GVHD affects salivary glands and the oral mucosa, as well as the gastrointestinal tract, liver, and the skin. GVHD is an important cause of persisting xerostomia in such patients. A long-term clinical study of post-transplant dental effects of patients from the Royal Brisbane and Women’s Hospital revealed that some 31% of allogeneic recipients experienced persistent xerostomia five years after receiving their transplant.67
The reduced output results from infiltration and destruction of salivary glands (lymphocytic sialadenitis), in a pattern which resembles Sjögren’s syndrome. In parallel, the normal population of IgA producing plasma cells in the major glands, which is critical for the maintenance of mucosal immunity in the oral cavity, is reduced.

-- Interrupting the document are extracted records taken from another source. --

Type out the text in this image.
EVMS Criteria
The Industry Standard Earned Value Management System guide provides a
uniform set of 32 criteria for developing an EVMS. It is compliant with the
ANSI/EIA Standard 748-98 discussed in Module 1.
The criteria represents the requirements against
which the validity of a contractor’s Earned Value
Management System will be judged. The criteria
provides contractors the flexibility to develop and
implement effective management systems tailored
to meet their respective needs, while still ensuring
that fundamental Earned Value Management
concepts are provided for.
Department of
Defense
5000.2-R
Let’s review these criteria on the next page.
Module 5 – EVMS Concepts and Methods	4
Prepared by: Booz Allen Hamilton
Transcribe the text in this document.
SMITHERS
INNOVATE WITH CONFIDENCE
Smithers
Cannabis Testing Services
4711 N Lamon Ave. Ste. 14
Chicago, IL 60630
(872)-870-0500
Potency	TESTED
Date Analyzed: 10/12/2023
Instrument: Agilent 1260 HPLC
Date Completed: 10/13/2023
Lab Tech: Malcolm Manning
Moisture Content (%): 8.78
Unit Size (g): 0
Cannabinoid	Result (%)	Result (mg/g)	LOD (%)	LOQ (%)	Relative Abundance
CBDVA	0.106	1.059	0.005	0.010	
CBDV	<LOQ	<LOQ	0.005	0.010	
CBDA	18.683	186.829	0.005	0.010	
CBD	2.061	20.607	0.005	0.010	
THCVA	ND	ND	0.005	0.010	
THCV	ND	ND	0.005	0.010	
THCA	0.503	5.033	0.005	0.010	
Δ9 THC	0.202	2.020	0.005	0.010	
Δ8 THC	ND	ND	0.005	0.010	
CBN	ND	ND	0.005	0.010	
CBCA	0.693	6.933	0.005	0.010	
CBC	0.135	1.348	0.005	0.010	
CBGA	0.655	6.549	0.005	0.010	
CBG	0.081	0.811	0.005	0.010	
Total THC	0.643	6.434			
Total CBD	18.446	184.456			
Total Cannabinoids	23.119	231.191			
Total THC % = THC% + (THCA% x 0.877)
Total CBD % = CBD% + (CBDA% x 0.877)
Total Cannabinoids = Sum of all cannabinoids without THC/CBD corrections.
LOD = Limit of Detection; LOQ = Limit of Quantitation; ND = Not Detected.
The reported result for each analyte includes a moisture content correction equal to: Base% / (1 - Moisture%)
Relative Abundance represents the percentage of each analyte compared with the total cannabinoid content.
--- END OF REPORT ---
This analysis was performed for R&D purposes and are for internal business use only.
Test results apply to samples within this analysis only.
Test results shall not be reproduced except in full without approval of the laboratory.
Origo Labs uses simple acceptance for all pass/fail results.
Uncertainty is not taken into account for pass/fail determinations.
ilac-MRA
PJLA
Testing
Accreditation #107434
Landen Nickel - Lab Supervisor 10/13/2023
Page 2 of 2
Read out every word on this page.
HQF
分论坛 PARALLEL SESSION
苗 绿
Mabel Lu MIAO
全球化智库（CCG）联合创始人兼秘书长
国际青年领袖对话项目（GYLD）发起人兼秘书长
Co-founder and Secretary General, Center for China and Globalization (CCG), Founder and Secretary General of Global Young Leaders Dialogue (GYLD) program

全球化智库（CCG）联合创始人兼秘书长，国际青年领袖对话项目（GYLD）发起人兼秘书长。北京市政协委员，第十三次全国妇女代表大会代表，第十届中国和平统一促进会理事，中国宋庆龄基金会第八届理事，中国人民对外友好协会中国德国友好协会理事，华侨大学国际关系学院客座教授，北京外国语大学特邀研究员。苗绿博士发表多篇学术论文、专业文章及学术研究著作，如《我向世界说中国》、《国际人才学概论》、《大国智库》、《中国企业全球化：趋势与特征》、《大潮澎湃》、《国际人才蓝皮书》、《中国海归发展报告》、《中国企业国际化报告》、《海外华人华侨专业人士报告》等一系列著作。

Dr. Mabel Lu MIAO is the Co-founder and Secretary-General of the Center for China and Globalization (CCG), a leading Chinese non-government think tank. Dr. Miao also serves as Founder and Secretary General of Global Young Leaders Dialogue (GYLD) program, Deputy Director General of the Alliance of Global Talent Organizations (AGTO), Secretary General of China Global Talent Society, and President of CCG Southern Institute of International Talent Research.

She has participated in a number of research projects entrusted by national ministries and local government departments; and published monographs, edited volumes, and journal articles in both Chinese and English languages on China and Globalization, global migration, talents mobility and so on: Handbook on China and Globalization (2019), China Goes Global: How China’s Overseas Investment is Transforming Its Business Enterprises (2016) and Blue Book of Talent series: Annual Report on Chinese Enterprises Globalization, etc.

It is common to find oral lichenoid lesions as these are the most common oral manifestation of both acute and chronic GVHD. More than 50% of patients who have received allografts will show such lesions. The most frequent site is the buccal mucosa, where the lesions have a reticular appearance and are rarely painful. These classical lesions of intraoral GVHD are composed of whitened plaques interconnected by fine white rings and streaks (Wickham’s striae). These lichenoid eruptions resemble very closely lesions of oral lichen planus from clinical, histopathological and immunohistological standpoints.
Other variants which may also occur include an atrophic form, with smooth red areas and peripheral striae (e.g., gingivae), or an erosive form, with irregular ulcerated areas on the vestibular mucosa, floor of mouth, and lateral tongue. Lesions involving the oral mucosa on the floor of mouth, tongue, and gingiva are less common, but are usually both erosive, and painful. Fortunately, these often respond well to topical steroid treatment.68 Changes in systemic immunosuppressive therapy are indicated for problematic painful oral lesions of GVHD.
Other long-term complications of haemopoietic transplants (defined as those present after day 100) include oral lesions which occur secondarily to the immune compromised state, such as chronic candidosis, reactivated viral infections, oral hairy leukoplakia, and malignancies.